In such circumstances, it will be wise for a Panel to make their reasoning clear enough to render the unexpected conclusion explicable. Mere reference to the demeanour of the witnesses is unlikely to carry the matter home. The Panel’s explanation of their reasons here was inadequate. Employing all due deference, I am unable to reconcile an acceptance of Mrs A having given “clear expressions of preference for giving birth by caesarean section in hospital” with the unchallenged records at the time, and with her reaction for months after the event. On that issue therefore I conclude that the Panel’s finding was wrong.
It is conceded that the finding on Limb 1 is flawed. My conclusion is that the finding on Limb 6 was equally flawed, for the reasons I have given. Whether the Panel were correct to “re-formulate” the charge affecting this issue is academic.
In my judgment, there is no basis for saying the Panel’s conclusions of fact on the other limbs of the charge were wrong. They were entitled to prefer the evidence of Carol Axon to that of the Appellant as to the communication of Mrs A’s reluctance to undergo vaginal examinations, and thus their conclusion on Limb 4 was perfectly proper. How serious a failure of care this represents is debatable.
The Panel was also entitled to conclude that Carol Axon and Fiona Shaw were not apprised of the weight of the baby, following the scan on 24 August. Thus Limb 7 was properly made out. It seems very unlikely that knowledge of the weight of the baby would have made any difference, given the fact that Mr Taylor and Maria Patterson knew of it and gave advice based on the fact, which was rejected by Mr and Mrs A.
The Appellant conceded she had not informed the Ambulance Service that Mrs A was in labour, and that was a stipulation of the Supervisory Plan.
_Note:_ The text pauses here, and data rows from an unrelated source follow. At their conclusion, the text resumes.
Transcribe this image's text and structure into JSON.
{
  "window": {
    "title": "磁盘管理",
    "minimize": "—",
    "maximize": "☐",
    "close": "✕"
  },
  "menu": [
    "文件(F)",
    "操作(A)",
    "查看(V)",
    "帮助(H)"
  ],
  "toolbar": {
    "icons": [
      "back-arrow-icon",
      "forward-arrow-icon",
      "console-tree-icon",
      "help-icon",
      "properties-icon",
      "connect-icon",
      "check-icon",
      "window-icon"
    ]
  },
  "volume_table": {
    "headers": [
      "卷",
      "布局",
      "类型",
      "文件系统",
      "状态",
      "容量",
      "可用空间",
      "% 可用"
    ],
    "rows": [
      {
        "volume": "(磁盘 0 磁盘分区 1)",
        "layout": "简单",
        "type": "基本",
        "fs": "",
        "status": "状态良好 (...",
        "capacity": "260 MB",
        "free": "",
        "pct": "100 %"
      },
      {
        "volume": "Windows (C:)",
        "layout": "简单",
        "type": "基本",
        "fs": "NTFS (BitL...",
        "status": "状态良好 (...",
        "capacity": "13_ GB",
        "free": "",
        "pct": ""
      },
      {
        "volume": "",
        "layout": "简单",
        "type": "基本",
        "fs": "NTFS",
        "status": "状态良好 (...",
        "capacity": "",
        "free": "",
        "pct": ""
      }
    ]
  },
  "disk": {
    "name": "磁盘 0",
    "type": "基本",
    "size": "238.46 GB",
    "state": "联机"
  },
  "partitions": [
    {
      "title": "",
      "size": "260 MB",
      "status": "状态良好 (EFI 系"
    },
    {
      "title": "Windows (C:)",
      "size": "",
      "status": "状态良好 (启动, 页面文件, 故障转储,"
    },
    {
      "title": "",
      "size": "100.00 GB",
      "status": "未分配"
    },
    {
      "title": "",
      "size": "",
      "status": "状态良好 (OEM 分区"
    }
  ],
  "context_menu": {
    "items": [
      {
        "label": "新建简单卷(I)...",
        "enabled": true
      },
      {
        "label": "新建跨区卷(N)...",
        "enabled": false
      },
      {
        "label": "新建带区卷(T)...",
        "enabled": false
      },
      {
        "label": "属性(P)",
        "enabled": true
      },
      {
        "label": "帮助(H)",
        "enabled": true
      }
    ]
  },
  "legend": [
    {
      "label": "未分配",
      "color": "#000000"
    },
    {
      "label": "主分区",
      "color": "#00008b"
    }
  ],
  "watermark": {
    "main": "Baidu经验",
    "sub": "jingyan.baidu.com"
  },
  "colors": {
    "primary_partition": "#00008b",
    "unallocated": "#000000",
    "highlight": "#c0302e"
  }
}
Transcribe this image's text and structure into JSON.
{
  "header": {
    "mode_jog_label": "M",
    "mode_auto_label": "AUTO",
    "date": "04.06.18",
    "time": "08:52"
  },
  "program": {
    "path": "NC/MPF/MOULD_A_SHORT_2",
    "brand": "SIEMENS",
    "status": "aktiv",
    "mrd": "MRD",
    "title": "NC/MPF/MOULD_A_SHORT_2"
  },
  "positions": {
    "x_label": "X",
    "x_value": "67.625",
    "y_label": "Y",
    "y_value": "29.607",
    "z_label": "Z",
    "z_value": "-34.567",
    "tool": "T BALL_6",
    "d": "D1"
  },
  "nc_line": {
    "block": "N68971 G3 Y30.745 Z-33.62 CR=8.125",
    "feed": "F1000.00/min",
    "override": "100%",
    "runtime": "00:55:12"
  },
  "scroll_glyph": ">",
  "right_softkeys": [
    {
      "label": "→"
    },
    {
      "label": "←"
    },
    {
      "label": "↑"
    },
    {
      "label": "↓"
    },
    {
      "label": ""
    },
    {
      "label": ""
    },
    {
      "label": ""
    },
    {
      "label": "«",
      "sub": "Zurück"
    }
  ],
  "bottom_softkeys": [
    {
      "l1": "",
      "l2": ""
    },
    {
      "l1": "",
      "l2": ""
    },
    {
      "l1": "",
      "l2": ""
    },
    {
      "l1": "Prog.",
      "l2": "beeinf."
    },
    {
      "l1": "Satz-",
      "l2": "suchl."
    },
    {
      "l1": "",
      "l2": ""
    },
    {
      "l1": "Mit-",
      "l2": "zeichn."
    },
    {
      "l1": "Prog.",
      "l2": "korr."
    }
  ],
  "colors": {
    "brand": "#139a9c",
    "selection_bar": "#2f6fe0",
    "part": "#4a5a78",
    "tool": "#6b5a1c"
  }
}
It follows that Limbs 8 and 9 were properly made out. The last two can have made no difference, on the facts of this case, to the outcome.
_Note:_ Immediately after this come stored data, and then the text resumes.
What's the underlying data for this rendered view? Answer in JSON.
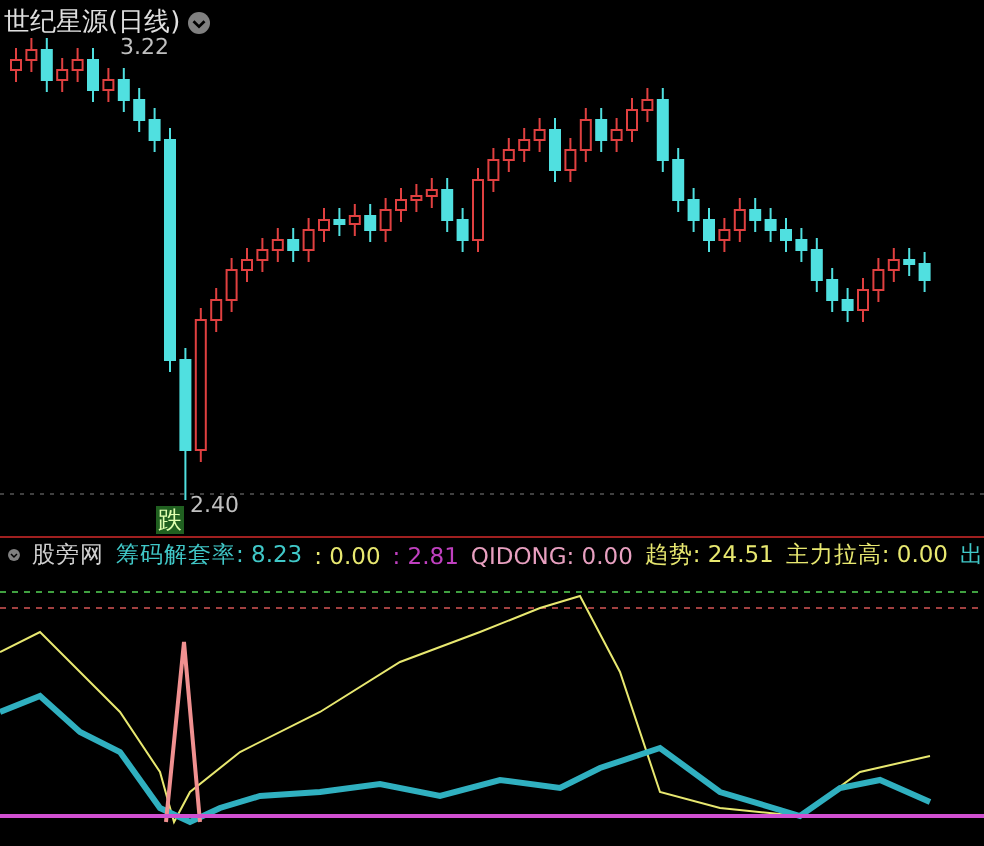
{
  "title": "世纪星源(日线)",
  "price_chart": {
    "high_label": "3.22",
    "low_label": "2.40",
    "marker": "跌"
  },
  "indicator": {
    "name": "股旁网",
    "items": [
      {
        "text": "筹码解套率: 8.23",
        "color": "#40c8c8"
      },
      {
        "text": ": 0.00",
        "color": "#e8e870"
      },
      {
        "text": ": 2.81",
        "color": "#c040c0"
      },
      {
        "text": "QIDONG: 0.00",
        "color": "#e8a0c0"
      },
      {
        "text": "趋势: 24.51",
        "color": "#e8e870"
      },
      {
        "text": "主力拉高: 0.00",
        "color": "#e8e870"
      },
      {
        "text": "出",
        "color": "#40c8c8"
      }
    ]
  }
}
There is therefore a question as to whether the conclusions of fact which stand, and which are encompassed within the charges laid, amount to a failure to provide an appropriate standard of care for Mrs A and her baby. If they do, a question will arise as to the appropriate sanction. There is also the question as to what may be the implications or consequences of the sustained finding in relation to the Appellant’s notes, which was not the subject of a charge, and, since the alteration of the notes must have taken place after the event, cannot have affected the care given to Mrs A and her baby.
Both parties have tried to anticipate some of these issues, in their submissions. However, given the nature of my conclusions, I consider it is proper for the parties to be able to make representations as to the Order I should properly make and as to how the matter should proceed from here in the knowledge of this judgment. I will therefore ensure that when the matter is formally handed down that can be done.